Congradulations on being featured Susan. See the blog: Curious AR’ner Susan Eno . This seems to be a general curiosity and Emily Read’s recommendation to hit the ‘suggest button’ struck a receptive cord.
Now if you as the blog writer made that suggestion or flatly asked people to do it, I doubt that the response would be as strong. It would seem self serving. (And would be points wise).
I’d never heard of a 5 suggest limit. I’ll also admit to not using that mussel very much. (I’m just waiting for all the spelling comments on that one, but my spelling is another story.)
I think that featured Canadian posts verses the American posts is just numbers relatively speaking. Just on population it’s at least 200 to 1, not to ignore that some of that (Canadian) population speaks another language first. (Yes know thats’ now true with Spanish in the US but it’s not constitutional as it is here.)
I have the impression that ‘suggests’ just highlight the blog to AR staff. They then decide to pick from those highlights if they haven’t already picked up a gem.
I also think they look at writers they like and have featured before. It may not seem fair, but it is natural, and are we really in a competition? (AR staff arn’t in it for points). I also suspect that ‘suggests’ from writers who have already been or are frequently featured are given more consideration.
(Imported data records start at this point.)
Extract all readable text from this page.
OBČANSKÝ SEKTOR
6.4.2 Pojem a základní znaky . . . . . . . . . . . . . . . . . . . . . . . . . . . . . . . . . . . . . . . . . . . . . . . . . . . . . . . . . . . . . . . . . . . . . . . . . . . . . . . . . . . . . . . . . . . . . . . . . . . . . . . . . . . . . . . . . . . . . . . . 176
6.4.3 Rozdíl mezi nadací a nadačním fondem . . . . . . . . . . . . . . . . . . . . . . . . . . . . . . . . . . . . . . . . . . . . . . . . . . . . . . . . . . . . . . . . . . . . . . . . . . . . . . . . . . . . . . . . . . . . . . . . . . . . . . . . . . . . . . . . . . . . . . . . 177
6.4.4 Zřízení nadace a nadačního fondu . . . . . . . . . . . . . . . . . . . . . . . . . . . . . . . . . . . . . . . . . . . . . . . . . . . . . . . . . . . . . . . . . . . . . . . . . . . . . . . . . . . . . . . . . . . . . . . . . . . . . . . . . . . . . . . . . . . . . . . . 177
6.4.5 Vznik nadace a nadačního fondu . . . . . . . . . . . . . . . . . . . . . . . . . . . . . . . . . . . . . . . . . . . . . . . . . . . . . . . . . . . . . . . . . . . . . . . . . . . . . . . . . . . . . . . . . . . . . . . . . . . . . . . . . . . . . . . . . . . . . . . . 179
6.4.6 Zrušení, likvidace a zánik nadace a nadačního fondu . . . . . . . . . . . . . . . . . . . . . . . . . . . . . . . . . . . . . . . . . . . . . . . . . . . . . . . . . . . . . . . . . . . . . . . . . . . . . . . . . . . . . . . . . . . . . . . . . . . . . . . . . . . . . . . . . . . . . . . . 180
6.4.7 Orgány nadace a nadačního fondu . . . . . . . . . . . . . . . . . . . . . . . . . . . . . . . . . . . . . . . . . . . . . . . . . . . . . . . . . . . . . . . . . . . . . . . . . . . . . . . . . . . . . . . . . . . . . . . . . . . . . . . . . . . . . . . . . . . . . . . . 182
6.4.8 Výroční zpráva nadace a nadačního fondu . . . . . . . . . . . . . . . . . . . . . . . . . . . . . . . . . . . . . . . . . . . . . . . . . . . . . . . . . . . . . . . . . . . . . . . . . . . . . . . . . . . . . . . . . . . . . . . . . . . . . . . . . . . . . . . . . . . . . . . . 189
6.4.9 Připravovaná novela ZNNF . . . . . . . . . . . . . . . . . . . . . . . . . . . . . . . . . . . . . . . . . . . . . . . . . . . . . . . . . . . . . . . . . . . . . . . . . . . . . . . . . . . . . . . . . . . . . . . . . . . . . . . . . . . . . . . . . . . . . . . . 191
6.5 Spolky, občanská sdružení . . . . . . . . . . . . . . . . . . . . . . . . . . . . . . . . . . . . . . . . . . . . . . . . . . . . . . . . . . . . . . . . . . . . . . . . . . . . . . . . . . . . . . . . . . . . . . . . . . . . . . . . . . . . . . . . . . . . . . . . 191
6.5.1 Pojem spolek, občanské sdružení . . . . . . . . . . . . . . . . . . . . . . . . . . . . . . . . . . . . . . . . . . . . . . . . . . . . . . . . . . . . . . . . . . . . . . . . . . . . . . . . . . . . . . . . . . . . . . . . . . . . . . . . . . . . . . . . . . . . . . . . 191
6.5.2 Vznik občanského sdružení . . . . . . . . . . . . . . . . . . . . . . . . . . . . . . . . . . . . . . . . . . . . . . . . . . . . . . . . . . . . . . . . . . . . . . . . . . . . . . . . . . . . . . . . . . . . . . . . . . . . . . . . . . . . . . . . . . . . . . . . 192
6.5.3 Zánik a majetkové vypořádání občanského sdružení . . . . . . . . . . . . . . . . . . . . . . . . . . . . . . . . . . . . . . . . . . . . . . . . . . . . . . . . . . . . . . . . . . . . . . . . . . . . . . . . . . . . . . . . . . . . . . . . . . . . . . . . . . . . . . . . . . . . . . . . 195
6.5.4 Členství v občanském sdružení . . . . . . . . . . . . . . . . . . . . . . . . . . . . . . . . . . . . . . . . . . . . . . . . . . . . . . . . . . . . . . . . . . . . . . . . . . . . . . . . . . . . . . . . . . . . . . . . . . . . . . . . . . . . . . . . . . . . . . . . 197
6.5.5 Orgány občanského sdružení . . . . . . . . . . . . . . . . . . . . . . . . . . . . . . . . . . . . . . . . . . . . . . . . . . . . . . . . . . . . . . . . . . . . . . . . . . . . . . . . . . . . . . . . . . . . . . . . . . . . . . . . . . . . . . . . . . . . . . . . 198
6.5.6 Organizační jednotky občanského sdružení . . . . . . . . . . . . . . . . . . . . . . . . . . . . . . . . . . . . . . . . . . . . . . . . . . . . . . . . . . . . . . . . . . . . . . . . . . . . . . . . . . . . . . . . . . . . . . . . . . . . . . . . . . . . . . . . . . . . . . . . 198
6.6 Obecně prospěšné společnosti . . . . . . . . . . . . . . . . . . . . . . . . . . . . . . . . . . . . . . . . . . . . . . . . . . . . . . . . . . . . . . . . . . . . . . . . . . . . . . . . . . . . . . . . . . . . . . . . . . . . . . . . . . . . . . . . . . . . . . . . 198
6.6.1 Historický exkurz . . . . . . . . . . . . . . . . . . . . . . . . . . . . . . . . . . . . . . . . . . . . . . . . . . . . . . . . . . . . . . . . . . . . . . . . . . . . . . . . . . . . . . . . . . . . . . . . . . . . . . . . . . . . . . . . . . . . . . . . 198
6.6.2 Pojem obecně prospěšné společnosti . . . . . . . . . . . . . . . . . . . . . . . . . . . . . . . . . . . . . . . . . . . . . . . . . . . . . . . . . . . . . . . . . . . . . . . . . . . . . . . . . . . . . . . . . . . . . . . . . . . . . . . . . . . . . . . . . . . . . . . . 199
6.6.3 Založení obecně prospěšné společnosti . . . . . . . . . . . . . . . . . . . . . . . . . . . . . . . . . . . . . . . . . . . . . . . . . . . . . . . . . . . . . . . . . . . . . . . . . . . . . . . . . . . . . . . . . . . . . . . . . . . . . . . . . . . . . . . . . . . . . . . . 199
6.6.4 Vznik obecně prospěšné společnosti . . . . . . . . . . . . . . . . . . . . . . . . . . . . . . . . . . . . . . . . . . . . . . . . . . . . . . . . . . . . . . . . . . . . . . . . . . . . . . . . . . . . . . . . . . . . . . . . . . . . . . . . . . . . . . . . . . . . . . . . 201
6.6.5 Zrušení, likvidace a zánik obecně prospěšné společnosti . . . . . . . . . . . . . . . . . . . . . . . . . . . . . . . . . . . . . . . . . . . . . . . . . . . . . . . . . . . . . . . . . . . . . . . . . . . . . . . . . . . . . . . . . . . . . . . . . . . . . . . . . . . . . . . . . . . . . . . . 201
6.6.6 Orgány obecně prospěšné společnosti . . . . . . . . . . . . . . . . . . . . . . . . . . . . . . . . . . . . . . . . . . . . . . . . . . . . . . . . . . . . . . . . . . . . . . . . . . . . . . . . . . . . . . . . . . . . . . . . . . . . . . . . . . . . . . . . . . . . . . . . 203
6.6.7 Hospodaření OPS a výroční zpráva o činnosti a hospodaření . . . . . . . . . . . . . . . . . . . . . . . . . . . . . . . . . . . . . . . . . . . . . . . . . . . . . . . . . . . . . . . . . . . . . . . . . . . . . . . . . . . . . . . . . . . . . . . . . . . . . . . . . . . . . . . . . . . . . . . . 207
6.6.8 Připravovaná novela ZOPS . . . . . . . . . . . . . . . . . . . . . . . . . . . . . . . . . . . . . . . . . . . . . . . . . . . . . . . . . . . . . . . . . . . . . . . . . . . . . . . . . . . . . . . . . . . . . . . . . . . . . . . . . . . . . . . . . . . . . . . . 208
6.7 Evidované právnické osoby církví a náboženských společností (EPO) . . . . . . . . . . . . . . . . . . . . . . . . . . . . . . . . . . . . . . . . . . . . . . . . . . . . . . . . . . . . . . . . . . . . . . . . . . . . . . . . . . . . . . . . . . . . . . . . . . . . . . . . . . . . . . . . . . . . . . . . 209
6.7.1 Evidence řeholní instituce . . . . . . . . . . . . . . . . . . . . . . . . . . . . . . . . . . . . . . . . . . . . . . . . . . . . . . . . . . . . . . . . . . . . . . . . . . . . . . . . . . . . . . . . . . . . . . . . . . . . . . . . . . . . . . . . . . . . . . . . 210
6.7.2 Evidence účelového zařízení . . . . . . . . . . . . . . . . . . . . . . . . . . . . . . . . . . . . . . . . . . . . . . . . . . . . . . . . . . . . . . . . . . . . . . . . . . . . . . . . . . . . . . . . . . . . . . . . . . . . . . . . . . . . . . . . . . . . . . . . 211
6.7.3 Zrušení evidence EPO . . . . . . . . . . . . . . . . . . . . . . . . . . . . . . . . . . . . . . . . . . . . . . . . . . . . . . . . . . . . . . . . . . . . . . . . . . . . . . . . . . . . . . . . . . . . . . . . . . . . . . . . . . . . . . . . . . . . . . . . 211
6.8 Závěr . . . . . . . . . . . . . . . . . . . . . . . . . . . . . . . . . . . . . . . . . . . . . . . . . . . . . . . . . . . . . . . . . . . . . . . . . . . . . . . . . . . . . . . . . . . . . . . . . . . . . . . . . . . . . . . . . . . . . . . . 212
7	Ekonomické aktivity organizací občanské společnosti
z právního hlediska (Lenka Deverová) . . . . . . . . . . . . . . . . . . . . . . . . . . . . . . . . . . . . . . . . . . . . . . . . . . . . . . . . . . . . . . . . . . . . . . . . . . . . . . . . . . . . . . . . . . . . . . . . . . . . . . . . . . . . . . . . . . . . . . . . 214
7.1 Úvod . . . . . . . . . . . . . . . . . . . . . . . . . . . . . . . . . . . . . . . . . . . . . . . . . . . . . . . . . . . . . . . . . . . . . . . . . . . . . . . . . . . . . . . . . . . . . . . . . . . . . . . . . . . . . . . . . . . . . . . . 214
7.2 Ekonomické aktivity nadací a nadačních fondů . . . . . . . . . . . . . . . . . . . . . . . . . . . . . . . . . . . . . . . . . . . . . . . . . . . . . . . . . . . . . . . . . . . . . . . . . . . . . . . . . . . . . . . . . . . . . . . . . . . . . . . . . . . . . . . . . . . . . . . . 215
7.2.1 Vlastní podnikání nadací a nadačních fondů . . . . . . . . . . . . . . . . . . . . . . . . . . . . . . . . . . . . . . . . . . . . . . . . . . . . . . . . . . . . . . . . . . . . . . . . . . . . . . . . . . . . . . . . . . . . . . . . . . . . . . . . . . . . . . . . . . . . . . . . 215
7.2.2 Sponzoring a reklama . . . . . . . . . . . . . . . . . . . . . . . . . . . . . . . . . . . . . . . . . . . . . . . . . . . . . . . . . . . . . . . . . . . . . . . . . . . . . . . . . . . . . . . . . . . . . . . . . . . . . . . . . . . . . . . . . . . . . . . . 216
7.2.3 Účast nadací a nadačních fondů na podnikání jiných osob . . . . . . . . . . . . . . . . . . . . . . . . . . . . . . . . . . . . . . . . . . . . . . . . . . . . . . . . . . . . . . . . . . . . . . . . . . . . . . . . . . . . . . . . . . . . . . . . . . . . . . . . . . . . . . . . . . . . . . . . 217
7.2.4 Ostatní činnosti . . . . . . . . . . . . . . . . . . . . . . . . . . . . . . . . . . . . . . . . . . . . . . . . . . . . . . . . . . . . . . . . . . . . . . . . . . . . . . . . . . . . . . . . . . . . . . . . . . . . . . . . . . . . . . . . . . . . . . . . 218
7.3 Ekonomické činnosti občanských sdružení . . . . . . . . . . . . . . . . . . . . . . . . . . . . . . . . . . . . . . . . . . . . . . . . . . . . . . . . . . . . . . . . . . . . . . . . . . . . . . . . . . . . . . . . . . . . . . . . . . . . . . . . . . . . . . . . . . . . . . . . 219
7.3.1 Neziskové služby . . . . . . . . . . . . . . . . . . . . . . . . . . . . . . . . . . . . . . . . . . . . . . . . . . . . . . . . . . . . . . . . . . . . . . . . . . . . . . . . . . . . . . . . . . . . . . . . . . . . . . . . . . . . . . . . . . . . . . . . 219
They are really looking for good writing, good topics, wit, humour and creativity. It’s not always easy to spot. Some people have writing skills. Some do not, or less so. But we can all talk.
So blog on, talk. Talk about what you know or care about.
You’ll find your voice and we’ll be listening. (DWYP)
There.! I did it again! Essentially start off commenting and end up writing a blogs worth of material. Sometimes you don’t know you have something to say until you start talking.
Thats how I found my voice.
You can just cut and paste it to a new blog, preface it by saying” So and so was talking/blogging about this today, so I had this to say about that”. It never hurts to credit your inspiration, even when you disagree with them completely.
If you let it become a rant, a list of questions or any result that’s of no value to your clients then post it to members only. Keep perspective and cultivate humour. Remember you clients are watching, or will be.
Since I started I’ve learned from others how to add photos and videos as well as links to member profiles and blogs. I read and subscribe to people who write stuff I find interesting or is well written.
That makes it easy to find 10 blogs to comment on, most days. But don’t forget to watch the featured posts. It’s an easy way to find good ones, though we all suspect (and some likely know) there are good ones passing under the radar.
For that reason when I have time I go to the blog page and troll for good blogs, randomly reading and sampling. Yes most are just listing in places I’ve never been, but just wait a minute and hit the refresh button.
There’s usually half a dozen new ones, but some days the whole page changes completely! If I can make a meaningfull comment on someones blog that has no comments, then I do it. It might be the only comment they get that day, or just the first.